Семен Михайлович только вздохнул, он был бы рад, избавится от любопытной бабы, да куда ее девать? Поэтому, отвернулся и занялся своими делами. Предоставленная сама себе, ибо Георгий Федорович, старался держаться подальше, в целях защиты моей репутации, смогла спокойно осмотреть комнату и стол, и наблюдать за действиями полицейских.
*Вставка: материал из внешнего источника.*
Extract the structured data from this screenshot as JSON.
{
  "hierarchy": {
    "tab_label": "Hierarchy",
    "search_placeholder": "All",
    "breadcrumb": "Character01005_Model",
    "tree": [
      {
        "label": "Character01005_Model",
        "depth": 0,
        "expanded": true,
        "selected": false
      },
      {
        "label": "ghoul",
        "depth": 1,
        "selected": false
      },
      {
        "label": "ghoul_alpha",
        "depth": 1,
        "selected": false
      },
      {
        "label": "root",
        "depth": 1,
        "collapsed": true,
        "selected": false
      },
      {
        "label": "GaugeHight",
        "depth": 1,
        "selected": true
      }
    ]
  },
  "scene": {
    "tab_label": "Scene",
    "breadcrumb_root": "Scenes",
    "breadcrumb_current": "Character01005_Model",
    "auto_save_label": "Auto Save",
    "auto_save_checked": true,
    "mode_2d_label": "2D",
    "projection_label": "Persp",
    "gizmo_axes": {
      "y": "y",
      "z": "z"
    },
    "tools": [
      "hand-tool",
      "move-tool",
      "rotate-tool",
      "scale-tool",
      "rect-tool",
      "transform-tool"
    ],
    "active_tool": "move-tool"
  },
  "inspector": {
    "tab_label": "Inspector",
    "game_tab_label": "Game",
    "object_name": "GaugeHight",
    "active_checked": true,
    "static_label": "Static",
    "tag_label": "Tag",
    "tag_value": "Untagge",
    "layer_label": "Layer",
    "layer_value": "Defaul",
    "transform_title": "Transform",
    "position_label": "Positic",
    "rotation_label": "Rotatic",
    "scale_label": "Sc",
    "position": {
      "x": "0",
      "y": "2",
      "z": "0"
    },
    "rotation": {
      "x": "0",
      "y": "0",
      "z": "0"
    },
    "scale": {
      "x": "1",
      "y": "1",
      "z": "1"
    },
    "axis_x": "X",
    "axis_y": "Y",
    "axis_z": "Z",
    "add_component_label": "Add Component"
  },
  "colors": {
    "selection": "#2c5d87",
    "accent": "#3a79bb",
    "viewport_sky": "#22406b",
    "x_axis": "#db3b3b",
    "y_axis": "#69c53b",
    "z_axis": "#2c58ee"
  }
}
Кабинет располагался в конце длинного коридора, по обеим сторонам которого шли классные комнаты. В другом конце коридора находилась лестница, она вела на второй этаж, там были спальни воспитанниц и некоторых учителей. Подсобные помещения, большая столовая и кухня находились в пристроенном к главному корпусу флигеле. Ева Адамовна жила в собственной квартире в городе, но часто оставалась на ночь в приюте, поэтому рядом с кабинетом находилась крошечная спаленка, там помещалась только, большая, удобная кровать, умывальный столик с фарфоровым тазом и кувшином да небольшим комодом. Эту ночь, она, видимо, собиралась провести здесь, потому, что постель была аккуратно расстелена, подушки взбиты, но никто на них не спал. Кабинет имел три окна, выходившие во двор приюта, тяжелые, двойные, дубовые двери находились прямо напротив среднего окна, справа от входных дверей, еще одна дверь вела в спальню хозяйки, в углу высилась круглая, изразцовая печь. Слева от входных дверей стояла картотека, здесь в идеальном порядке хранились все документы, относившиеся к ведению дел в приюте. Всю стену рядом с картотекой занимали книжные шкафы, густо уставленные книгами, библиотекой активно пользовались, об этом свидетельствовали потрепанные корешки книг прочитанных многими ученицами. Рядом с окнами была уютно расположена гостиная группа, состоящая из старенького, но удобного на вид диванчика, двух кресел в пару дивану и небольшого чайного столика, красного дерева, с гнутыми резными ножками и блестящей, отполированной столешницей украшенной по бокам искусной резьбой. Если эта мебель принадлежала, нашей Дарье Любомировне, то она обладала отменным вкусом. Напротив библиотеки, у противоположной стены размещался, громоздкий, основательный, чисто мужской письменный стол, за ним готического стиля, оббитое кожей, с высокой спинкой, старое и величественное кресло. Пол был услан толстыми потертыми коврами, стены украшены всевозможными акварелями – разнообразные пейзажи, работы воспитанниц приюта. А за креслом хозяйки висел большой портрет мужчины, по сходству с Евой Адамовной можно было предположить, что это ее отец.